You might be shocked to learn that the minimum wage for tipped employees in New Jersey is just over two dollars an hour.

Yesterday, the Assembly Labor committee advanced a bill sponsored by Assembly members Shavonda Sumter, Marlene Caride, Joe Egan and Wayne DeAngelo that would raise the minimum hourly wage for tipped workers.

Restaurant owners say the increase is not only a job killer, it's also totally unnecessary.

The legislation would provide that: after June 30, 2012, an employer may claim a credit for gratuities or tips received by an employee against the hourly wage rate paid to the employee in an amount not to exceed 60% of the minimum hourly wage rate required by law; and after June 30, 2013, an employer may claim a credit for gratuities or tips in an amount not to exceed 31% of the minimum hourly wage rate required by law.

By allowing the employer to claim these credits, the bill would effectively require employers to compensate their employees at an hourly rate of at least 40 percent of the minimum wage ($2.90 per hour) after June 30, 2012, and an hourly rate of at least 69% of the minimum wage ($5.00 per hour) after June 30, 2013 and beyond. The remainder of the employee's compensation may be comprised of tips or gratuities, as long as the employee earns at least the current minimum wage required by state and federal law ($7.25 per hour). Most employees who rely on tips or gratuities are currently paid the federal minimum wage for tipped workers of $2.13 per hour.

"The minimum wage for tipped workers in New Jersey is $2.13 per hour, a paltry sum that has been frozen for more than 20 years and is lower than most states, including all of our surrounding states," explains Sumter. "It is time for New Jersey to catch up."

Restaurant and bar owners say the profit margin is already too thin and if the wage increase goes into effect they might have to scale back employees' hours or hire less workers.

George Ebinger owns several IHOPs and is the immediate past president of the New Jersey Restaurant Association. He warns that a minimum wage hike for tipped workers would surely increase your restaurant and bar tabs. All prices will need to go up to cover the additional costs and there isn't much left on bottom lines to take it out of the business.

"The only thing I would be able to do is reduce operating hours which would, indeed cut hours for people working which defeats the purpose of raising wages," explains Ebinger. "I support wages going up (but) we don't have a need for a minimum wage bill for tips. It's already there……Anyone who falls below the minimum wage ($7.25 an hour) makes make-up pay. That's cash into their check that the employers are required to do to meet minimum wage."
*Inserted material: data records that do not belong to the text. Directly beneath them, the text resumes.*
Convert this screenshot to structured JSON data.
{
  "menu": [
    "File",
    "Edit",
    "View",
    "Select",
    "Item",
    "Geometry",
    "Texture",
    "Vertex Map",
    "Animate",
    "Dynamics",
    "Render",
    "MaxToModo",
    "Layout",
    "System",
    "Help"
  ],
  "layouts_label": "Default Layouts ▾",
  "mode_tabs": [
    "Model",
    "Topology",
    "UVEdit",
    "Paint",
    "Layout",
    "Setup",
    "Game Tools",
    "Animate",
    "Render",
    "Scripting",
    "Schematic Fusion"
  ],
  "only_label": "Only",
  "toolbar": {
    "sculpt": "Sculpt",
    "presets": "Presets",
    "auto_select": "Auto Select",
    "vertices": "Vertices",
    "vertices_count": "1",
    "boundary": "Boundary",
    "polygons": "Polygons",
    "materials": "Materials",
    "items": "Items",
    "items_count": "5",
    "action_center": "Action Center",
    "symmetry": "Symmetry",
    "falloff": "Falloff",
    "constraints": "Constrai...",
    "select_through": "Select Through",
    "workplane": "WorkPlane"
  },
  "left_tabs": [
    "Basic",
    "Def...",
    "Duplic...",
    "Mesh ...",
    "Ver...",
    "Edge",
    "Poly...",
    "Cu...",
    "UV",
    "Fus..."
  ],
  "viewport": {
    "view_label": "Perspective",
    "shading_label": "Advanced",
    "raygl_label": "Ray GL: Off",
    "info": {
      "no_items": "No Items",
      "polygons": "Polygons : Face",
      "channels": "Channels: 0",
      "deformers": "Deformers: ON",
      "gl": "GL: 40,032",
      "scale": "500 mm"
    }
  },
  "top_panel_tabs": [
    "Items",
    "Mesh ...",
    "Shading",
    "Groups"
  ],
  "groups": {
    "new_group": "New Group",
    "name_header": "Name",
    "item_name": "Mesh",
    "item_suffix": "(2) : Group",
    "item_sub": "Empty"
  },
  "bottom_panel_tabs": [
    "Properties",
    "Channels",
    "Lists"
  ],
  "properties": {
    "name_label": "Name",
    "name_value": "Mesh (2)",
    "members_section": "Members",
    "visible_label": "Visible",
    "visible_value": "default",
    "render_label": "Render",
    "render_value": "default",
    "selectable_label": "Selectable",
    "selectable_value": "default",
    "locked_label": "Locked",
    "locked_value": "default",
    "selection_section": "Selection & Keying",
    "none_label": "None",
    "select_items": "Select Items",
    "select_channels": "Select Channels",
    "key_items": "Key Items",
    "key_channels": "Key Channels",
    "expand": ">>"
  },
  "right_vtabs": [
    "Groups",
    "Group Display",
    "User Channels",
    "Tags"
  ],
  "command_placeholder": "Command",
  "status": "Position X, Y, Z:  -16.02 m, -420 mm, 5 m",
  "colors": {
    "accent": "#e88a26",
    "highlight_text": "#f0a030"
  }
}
Currently, State law requires that a tipped employee's hourly wage combined with tips must equal at least the minimum hourly wage rate of $7.25 per hour. New Jersey is one of the few states with no set minimum hourly wage rate for tipped employees. Instead, New Jersey follows the minimum set by federal law that requires a minimum hourly wage rate of $2.13 per hour for tipped employees.

"Workers who depend on tips are at the mercy of consumers," says Egan. "Not everyone is nor can afford to be a good tipper. Raising the minimum hourly wage for these employees ensures they are taking home an adequate paycheck to provide for themselves and their families."

Restaurant owner Francis Schott says, "I'm not crying wolf. This is a job killer. There are many, many marginal restaurants in this state and this is a huge expense because we employ so many people."

"We applaud the New Jersey Assembly Labor Committee's leadership in moving to fix this unfair loophole, which is a big part of the reason tipped workers have triple the poverty rate of the workforce as a whole," says Christine Owens, Executive Director of the National Employment Law Project. "More than 70% of tipped workers are women. So fixing the tipped minimum wage is also a key step for gender equity and helping working women in this tough economy."

Democrats in the legislature are also working to raise the minimum wage to $8.50. The bill to raise the minimum wage was advanced by the Assembly Labor Committee last month. If the minimum wage hike passes, this bill would raise the tipped wage to $3.40 in the first step, and up to $5.10 once it gets up to 60%. That would put New Jersey well ahead of Pennsylvania, Delaware, Maryland, Massachusetts, and Rhode Island; slightly ahead of New York; and slightly below Connecticut.